Arsaces II of Parthia

Arsaces II, also Artabanus I, of the Arsacid dynasty was King of Parthia between 211 BC and 191 BC. Greek 'Arsaces' appears as 'Artabanus' in Latin sources, and both forms appear in history books.

Due to a confusion of names, the line of succession is equally unclear. Artabanus's uncle, Arsaces I, had founded the dynasty around 247 BC. Arsaces I may then have been directly succeeded by his brother Tiridates I, who however - like all other Arsacid dynasts also - adopted the name Arsaces upon his coronation. Subject then to which genealogy is followed (neither is epigraphically assured), Artabanus (a.k.a. Arsaces II) succeeded either his uncle Arsaces I or his father Tiridates I (a.k.a. Arsaces II).

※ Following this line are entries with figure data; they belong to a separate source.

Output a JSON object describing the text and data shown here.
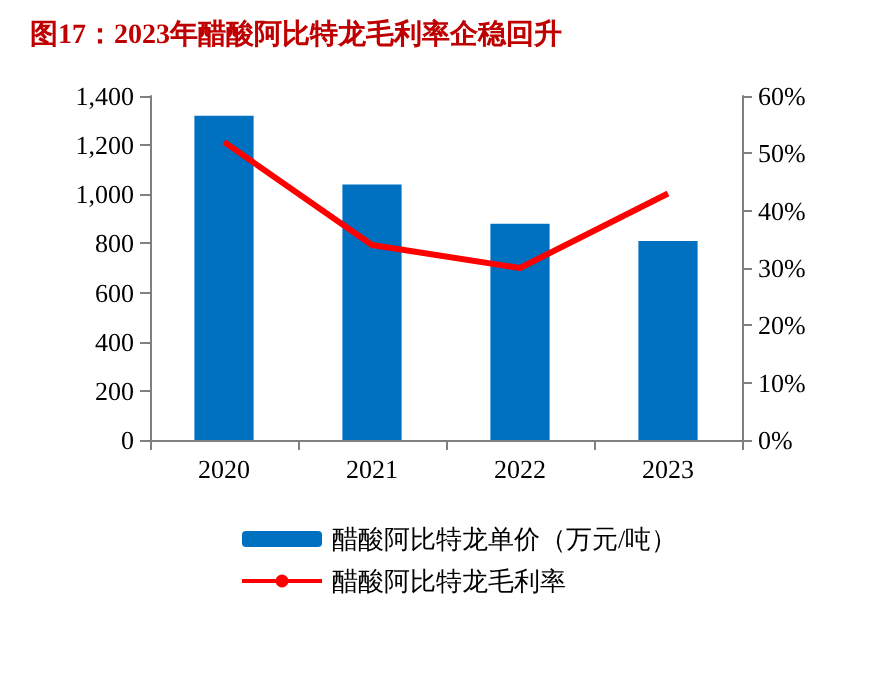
{
  "chart_data": {
    "type": "bar",
    "title": "图17：2023年醋酸阿比特龙毛利率企稳回升",
    "categories": [
      "2020",
      "2021",
      "2022",
      "2023"
    ],
    "series": [
      {
        "name": "醋酸阿比特龙单价（万元/吨）",
        "color": "#0070c0",
        "values": [
          1320,
          1040,
          880,
          810
        ]
      },
      {
        "name": "醋酸阿比特龙毛利率",
        "type": "line",
        "axis": "y2",
        "color": "#ff0000",
        "values": [
          52,
          34,
          30,
          43
        ],
        "marker": "none"
      }
    ],
    "ylim": [
      0,
      1400
    ],
    "yticks": [
      0,
      200,
      400,
      600,
      800,
      {
        "value": 1000,
        "label": "1,000"
      },
      {
        "value": 1200,
        "label": "1,200"
      },
      {
        "value": 1400,
        "label": "1,400"
      }
    ],
    "y2lim": [
      0,
      60
    ],
    "y2ticks": [
      {
        "value": 0,
        "label": "0%"
      },
      {
        "value": 10,
        "label": "10%"
      },
      {
        "value": 20,
        "label": "20%"
      },
      {
        "value": 30,
        "label": "30%"
      },
      {
        "value": 40,
        "label": "40%"
      },
      {
        "value": 50,
        "label": "50%"
      },
      {
        "value": 60,
        "label": "60%"
      }
    ],
    "grid": false,
    "legend": "bottom"
  }
}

In 209 BC, the Seleucid Emperor Antiochus III recaptured Parthia, which had been previously seized from the Seleucids by the Arsaces I and the Parni around 247 BC. Antiochus III sued for peace following his defeat on the battlefield at Mount Labus.

In the terms of peace, Arsaces accepted feudatory status and from then onwards ruled Parthia and Hyrancia as a vassal state of the Seleucids. Antiochus in turn withdrew his troops westwards, where he would subsequently be embroiled in wars with Rome and so would leave the fledgling Parthian kingdom to its own devices.

Arsaces II was succeeded by his son (or cousin) Phriapatius in 191 BC.


* Richard Nelson Frye, "The History of Ancient Iran", 1984.